Deviance is all around, the author is too trapped in a bubble to see it.
Show me the modern counter-culture movement. Show me the modern Firesign Theater. Show me today's National Lampoon. Show me the modern Anarchist's Cookbook.
No, 2600 doesn't count. It's a toothless parody of what it once was that you can buy on the shelf at Barnes and Noble next to Taylor Swift magazines.
Heck, even the 2000's had hipsters.
Where are the protest songs? I think this is the first generation that doesn't have mainstream protest songs.
Other zines have filled the void left by 2600, one of my favorites being PoC||GTFO.
(pocorgtfo.hacke.rs)
I think the author isn't considering that people's bubbles have gotten smaller and more opaque. There's still plenty of weird hackers innovating, they just do it with their chosen peers, not in mass-culture.
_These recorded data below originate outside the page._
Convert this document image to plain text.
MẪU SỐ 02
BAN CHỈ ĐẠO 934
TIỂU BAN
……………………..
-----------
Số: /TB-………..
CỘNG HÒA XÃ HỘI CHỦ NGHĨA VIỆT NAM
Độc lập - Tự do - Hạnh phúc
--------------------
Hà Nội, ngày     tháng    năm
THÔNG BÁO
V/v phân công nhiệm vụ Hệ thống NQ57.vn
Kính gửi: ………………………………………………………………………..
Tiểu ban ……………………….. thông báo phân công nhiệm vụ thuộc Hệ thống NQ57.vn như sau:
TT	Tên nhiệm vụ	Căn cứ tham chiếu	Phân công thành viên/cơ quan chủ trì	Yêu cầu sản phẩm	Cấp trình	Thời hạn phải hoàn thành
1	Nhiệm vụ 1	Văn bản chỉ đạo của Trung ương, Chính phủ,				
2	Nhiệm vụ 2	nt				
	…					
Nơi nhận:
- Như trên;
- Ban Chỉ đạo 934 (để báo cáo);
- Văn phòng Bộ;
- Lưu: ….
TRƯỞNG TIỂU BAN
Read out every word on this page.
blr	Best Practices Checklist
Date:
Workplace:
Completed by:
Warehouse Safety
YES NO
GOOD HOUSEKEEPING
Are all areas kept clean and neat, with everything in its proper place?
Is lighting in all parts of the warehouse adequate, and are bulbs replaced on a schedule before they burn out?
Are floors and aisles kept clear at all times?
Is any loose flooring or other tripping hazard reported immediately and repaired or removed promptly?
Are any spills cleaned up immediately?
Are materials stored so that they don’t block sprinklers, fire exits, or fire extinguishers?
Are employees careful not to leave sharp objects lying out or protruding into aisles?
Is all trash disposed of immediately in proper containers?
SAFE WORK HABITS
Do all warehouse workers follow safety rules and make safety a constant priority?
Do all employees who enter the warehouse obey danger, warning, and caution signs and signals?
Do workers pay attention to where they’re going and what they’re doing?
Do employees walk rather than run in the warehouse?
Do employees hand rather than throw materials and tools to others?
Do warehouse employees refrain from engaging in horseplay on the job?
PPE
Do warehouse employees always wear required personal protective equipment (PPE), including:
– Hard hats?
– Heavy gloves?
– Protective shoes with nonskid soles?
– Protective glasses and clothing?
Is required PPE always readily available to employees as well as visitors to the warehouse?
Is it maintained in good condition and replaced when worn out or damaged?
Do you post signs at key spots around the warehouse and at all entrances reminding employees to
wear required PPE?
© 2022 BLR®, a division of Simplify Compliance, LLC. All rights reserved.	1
As predicted "The revolutions are not being televised."
Give me a break with this "where are the protest songs" stuff. I'm an old fart, but even I know stuff like Childish Gambino's "This Is America", a bunch of Kendrick Lamar songs (not to mention his Super Bowl performance), Beyonce's "Ameriican Requiem", etc.
And let's not forget that protest songs aren't usually promoted by those in power...
If you were to submit any writing daring original creation and significance today you are going to jail. Such was the demise of zwei sei zed /dev/null.
That's a folk music wave, a conscious soul album, conflated with more pop social commentary. Not much protest songs. Products made out of popular discontent.
Now if you said Woody Guthrie... But in pre-war times was there a non-mainstream?
The only thing that this may say is that in USA the regime fights dissent in mainstream media. Like, if you want to catch signs of a product made out of popular discontent, you can't e.g. find in UK charts the Sleaford Mods or Kneecap?
Show me the modern counter-culture movement. Show me the modern Firesign Theater. Show me today's National Lampoon. Show me the modern Anarchist's Cookbook.
No, 2600 doesn't count. It's a toothless parody of what it once was that you can buy on the shelf at Barnes and Noble next to Taylor Swift magazines.
Heck, even the 2000's had hipsters.
Where are the protest songs? I think this is the first generation that doesn't have mainstream protest songs.